Grattandosi la schiena e il polpaccio, l'altro, salì fuori dalla tomba. Quel vecchio corpo incorrotto, come quelli dei santi secondo sua nonna, lo inquietava. Solo nella notte buia si infilò una mano nei pantaloncini e si grattò le palle, tra il sudore e le zanzare il prurito lo stava facendo impazzire, guardava quel volto di un uomo che aveva gironzolato per il mondo negli stessi anni di Gesù e intanto si grattava con entrambe le mani in preda a un prurito sempre più forte.

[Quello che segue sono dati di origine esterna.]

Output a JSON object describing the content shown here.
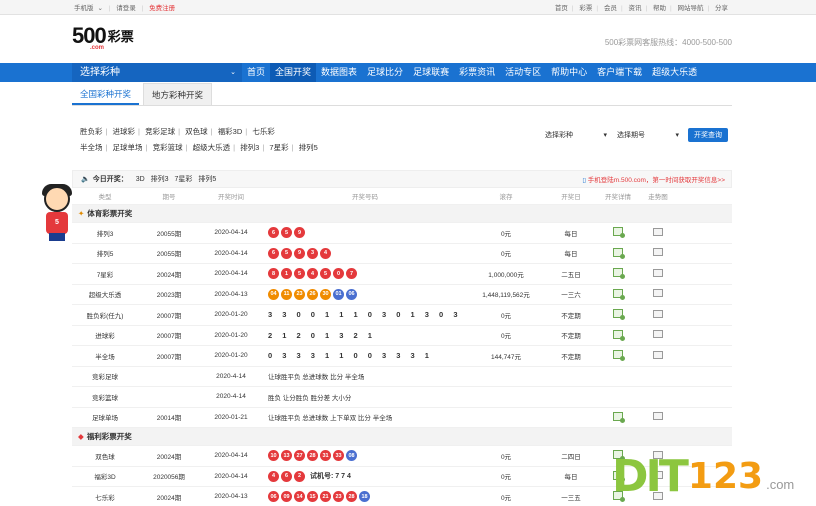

Illuminò con la pila il corpo, SCIAFF!, ecco una zanzara spiaccicata che non lo avrebbe punto, e vide che i tre chiodi vi avevano lasciato delle piccole macchie di ruggine sopra. Sulla fronte, sullo sterno e sull'addome. Si grattò una gamba e la crosticina di un graffio che si era fatto camminando tra i rovi saltò via. Il sangue che gli sporcò le dita era nero nella luce della Luna, riprese a grattarsi, sembrava che volessero impedire al corpo di … alzarsi, sì, se avesse appoggiato le mani in quei punti a una persona coricata … si grattò il retro del collo, e l'orecchio, e di nuovo lo stinco e il polpaccio, sembrava avere un nugolo di zanzare lì attorno, e quei puntini, sì, era sangue, si stava grattando a sangue … non volevano che il morto si alzasse, quell'uomo era stato in Terra santa negli anni di Gesù, “alzati e cammina, Lazzaro” aveva detto quel fricchettone moltiplicatore di pani e pesci, e Lazzaro si era alzato … il prurito alle palle era spaventoso, grattarsi era un dolore piacevole in maniera quasi erotica, si trovò a pensare ad Anna, là nella cella a un centinaio di metri da lui, ebbe un'erezione e il prurito era così … non volevano che si alzasse, si accucciò sul bordo grattandosi l'avambraccio e sentiva l'umido del sangue sotto alle unghie, le zanzare ronzavano anche sul morto, gli si infilavano in bocca, tra i denti che luccicavano nel buio, come gli occhio, che riflettevano la luce gelida della luna … Anna era là che dormiva, il prurito, si grattava lo lo scroto così forte, il dolore, il piacere, ma … cosa … si era ferito davvero così gravemente, era un testicolo che sentiva ...grattandosi le gambe, le braccia, le palle martoriate, tentò di allontanarsi dalla tomba, ma a ogni passo si fermava, il prurito era spaventoso, le unghie gli scavavano nella pelle e … vedeva la Luna adesso, era coricato a terra, doveva essere caduto, un nugolo di zanzare gli vorticava sul volto e con le unghie continuava a lacerarsi la pelle, il prurito era così … un'ombra, gli occhi luminosi nel buio, era sopra di lui, no … no … e poi fu solo il prurito, e poi niente.